In case you don’t already know, neutron stars are one of the most exciting creations of the universe. They are formed after massive exploding stars – also known as supernovas – collapse and become small spheres (by little we mean city sizes). If they have enough density, then them form quark stars, and, eventually, they turn into black holes.
If we are to take a look at the law of conservation of angular momentum, we find out that neutron stars spin at fast rates. We are talking about 1122 rotations per second. This happens because of their vast mass and small size. They emit high-energy beams and are called “pulsars.” It really depends on which way the beams are pointing towards Earth when they are doing the rotation.

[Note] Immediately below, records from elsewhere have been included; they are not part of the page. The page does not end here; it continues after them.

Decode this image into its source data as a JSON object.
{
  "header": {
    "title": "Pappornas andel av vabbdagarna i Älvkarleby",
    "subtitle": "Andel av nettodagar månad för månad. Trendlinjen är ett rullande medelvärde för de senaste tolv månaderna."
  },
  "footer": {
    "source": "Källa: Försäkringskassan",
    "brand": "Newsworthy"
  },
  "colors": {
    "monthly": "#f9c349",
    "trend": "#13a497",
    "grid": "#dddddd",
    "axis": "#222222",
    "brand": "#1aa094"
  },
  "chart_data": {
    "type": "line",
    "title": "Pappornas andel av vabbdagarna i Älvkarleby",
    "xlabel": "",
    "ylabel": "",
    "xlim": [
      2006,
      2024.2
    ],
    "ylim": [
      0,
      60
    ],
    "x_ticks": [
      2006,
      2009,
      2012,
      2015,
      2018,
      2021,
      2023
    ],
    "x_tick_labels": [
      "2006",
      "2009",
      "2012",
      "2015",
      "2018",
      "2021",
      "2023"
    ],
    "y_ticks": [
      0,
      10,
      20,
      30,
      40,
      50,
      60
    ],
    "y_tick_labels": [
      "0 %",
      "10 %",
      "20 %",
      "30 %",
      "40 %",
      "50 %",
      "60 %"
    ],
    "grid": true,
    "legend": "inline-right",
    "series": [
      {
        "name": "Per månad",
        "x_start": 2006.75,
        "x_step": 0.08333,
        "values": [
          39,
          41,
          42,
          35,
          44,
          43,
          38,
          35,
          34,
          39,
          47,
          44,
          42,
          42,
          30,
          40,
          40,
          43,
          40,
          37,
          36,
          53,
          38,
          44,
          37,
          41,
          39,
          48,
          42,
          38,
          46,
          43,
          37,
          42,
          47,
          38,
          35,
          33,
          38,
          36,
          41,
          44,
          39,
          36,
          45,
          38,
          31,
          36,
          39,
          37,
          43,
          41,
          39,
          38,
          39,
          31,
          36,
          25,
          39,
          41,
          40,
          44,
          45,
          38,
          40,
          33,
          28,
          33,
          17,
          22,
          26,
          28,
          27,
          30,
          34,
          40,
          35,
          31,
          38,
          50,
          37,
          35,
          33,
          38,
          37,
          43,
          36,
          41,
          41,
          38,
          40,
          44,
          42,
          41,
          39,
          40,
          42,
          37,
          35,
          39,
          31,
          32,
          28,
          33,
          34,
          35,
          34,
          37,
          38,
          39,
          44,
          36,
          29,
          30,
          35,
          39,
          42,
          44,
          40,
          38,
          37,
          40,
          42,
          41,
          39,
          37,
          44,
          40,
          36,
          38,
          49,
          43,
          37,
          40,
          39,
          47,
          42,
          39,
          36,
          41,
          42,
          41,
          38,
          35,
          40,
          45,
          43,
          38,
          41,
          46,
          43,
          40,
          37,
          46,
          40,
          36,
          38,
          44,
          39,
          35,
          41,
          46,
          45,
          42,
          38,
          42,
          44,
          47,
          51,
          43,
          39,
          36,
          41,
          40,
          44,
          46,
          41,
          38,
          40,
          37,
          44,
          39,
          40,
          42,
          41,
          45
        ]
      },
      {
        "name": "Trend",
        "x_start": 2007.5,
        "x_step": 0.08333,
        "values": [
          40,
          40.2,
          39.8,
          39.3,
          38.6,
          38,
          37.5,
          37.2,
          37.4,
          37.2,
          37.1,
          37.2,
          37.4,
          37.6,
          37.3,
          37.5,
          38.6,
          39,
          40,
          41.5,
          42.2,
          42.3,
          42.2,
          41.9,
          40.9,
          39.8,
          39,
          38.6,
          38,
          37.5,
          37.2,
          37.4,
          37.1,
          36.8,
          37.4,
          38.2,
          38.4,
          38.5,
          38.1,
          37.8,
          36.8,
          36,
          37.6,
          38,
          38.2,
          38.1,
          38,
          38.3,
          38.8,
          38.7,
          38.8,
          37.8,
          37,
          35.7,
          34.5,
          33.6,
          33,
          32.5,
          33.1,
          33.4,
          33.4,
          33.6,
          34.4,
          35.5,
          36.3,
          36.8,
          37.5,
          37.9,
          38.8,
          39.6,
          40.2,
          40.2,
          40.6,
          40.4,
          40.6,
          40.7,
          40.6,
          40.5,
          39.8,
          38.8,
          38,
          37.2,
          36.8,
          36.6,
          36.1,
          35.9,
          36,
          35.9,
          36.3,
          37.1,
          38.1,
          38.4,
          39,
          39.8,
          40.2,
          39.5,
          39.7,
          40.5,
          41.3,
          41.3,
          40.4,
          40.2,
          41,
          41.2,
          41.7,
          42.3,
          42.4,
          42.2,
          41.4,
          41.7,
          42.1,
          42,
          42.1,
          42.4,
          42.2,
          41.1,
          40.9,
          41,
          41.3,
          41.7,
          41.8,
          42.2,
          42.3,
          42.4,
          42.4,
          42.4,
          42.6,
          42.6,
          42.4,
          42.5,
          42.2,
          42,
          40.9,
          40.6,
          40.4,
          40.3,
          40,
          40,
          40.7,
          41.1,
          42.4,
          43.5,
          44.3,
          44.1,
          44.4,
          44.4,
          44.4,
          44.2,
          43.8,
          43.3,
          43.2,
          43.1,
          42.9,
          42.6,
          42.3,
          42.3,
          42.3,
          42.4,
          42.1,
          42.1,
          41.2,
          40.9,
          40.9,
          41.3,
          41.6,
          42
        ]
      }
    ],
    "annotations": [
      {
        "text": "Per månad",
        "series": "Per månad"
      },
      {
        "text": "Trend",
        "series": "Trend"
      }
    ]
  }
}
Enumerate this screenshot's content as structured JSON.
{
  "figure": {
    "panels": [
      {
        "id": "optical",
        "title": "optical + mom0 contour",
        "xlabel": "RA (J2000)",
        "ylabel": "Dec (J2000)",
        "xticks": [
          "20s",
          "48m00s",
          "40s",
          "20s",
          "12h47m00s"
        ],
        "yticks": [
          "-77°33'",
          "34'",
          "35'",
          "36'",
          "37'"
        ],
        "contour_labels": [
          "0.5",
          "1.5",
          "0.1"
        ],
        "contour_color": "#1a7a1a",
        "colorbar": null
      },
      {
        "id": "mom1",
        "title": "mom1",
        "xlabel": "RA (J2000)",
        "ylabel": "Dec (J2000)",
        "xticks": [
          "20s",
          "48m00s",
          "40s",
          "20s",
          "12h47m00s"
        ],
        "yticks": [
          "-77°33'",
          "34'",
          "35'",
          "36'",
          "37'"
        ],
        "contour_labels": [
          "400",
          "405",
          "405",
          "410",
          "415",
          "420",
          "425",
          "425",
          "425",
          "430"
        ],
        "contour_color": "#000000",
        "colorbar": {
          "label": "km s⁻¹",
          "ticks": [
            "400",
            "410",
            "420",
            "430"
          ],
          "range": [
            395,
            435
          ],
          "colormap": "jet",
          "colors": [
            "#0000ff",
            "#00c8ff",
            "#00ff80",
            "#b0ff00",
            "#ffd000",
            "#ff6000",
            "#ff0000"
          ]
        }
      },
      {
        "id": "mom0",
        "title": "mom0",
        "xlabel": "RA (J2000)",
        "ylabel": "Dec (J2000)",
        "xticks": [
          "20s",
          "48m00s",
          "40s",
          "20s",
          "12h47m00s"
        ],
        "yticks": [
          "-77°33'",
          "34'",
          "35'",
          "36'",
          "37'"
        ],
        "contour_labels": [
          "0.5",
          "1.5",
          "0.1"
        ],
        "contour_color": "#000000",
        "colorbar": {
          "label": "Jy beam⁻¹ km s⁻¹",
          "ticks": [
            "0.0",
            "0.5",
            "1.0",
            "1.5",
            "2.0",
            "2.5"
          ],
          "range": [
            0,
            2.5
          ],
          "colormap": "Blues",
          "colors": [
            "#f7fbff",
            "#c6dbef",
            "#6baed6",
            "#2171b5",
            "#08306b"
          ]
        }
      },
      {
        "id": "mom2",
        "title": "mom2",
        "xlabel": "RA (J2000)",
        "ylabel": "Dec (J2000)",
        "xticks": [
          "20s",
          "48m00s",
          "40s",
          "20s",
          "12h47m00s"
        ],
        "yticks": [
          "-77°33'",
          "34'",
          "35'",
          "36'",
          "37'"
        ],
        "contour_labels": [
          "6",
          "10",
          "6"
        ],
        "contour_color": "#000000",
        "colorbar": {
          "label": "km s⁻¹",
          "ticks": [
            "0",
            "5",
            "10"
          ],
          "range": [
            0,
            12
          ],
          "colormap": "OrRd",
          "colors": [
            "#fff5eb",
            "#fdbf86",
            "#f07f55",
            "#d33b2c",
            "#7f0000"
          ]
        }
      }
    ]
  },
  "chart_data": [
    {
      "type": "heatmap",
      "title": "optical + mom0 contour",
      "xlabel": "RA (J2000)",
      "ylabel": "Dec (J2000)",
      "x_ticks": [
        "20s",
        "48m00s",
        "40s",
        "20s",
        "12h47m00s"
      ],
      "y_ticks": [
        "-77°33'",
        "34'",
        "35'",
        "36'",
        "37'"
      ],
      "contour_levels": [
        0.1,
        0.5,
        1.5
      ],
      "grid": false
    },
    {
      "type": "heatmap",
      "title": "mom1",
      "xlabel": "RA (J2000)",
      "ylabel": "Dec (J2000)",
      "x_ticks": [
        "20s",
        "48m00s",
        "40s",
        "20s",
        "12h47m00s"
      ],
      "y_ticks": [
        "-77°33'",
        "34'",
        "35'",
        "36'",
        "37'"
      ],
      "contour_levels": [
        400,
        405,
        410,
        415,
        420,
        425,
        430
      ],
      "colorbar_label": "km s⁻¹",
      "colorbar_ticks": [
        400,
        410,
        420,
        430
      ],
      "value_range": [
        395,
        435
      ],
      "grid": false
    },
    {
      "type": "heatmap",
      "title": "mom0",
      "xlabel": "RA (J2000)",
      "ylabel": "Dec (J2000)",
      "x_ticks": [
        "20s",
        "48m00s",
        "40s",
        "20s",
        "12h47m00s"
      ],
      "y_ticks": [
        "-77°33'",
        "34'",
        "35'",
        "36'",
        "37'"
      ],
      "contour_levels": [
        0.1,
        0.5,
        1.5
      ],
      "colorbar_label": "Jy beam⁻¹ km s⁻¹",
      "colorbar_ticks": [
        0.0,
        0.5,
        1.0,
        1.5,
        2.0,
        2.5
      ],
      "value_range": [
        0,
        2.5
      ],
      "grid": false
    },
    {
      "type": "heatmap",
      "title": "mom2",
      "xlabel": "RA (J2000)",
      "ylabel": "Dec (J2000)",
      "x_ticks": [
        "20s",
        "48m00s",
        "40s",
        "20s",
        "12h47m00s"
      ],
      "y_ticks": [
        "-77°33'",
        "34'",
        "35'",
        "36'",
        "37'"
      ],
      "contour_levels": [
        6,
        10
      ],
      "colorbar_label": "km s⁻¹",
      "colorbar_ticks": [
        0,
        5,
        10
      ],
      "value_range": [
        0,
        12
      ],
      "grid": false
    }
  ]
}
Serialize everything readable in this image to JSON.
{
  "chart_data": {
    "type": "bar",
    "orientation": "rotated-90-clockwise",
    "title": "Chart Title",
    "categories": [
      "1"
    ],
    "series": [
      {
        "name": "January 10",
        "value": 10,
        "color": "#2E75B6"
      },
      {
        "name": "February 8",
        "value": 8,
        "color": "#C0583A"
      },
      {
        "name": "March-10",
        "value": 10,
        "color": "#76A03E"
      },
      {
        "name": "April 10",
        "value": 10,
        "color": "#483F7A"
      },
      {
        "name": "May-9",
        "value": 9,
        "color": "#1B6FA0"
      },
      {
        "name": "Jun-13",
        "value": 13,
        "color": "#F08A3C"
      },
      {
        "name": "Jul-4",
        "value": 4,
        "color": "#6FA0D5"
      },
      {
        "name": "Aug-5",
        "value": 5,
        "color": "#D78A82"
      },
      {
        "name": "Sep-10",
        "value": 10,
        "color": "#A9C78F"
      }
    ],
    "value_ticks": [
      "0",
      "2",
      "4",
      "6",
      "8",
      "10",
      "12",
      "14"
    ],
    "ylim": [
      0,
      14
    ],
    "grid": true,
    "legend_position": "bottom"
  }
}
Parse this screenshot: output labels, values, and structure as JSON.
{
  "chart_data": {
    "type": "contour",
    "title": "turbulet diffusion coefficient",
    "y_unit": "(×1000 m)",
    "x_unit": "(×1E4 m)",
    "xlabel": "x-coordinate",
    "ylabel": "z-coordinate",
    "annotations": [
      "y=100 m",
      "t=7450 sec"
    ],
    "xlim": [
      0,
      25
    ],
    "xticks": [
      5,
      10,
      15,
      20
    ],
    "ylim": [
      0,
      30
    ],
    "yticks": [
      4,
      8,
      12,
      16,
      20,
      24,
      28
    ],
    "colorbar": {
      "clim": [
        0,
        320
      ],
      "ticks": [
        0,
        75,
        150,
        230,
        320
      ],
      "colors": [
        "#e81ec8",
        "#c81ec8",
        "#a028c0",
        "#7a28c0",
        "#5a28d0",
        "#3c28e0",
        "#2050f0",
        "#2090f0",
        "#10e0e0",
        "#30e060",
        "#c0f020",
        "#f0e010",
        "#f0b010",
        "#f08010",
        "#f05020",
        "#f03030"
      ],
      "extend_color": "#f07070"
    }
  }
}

How big are these pulsars?
This kind of neutron star – pulsar – was actually recently seen by astronomers from West Virginia University. It is about 2.14 times the mass of the Sun, all in the size of a city. In order to make you better understand this, we are taking the example of a sugar cube. One single sugar cube from the star would weight about 100 million tons on Earth. It is found 4,600 light-years away, and the scientists found about it when they were searching for gravitational waves.
As you probably already know, The J0740+6620 is superior to the previous candidates: J0348+0432 and J1614-2230. It has pushed the limits of the neutron masses, which now are bigger than the Sun. The lead author of the study has made a statement about the discovery. He said that it is quite interesting because it makes us better understand how supernovas form from neutron stars, and how massive they are. He also said that experts should refine models of the stellar evolution and of the supernovas explosions in order to explain such substantial neutron stars.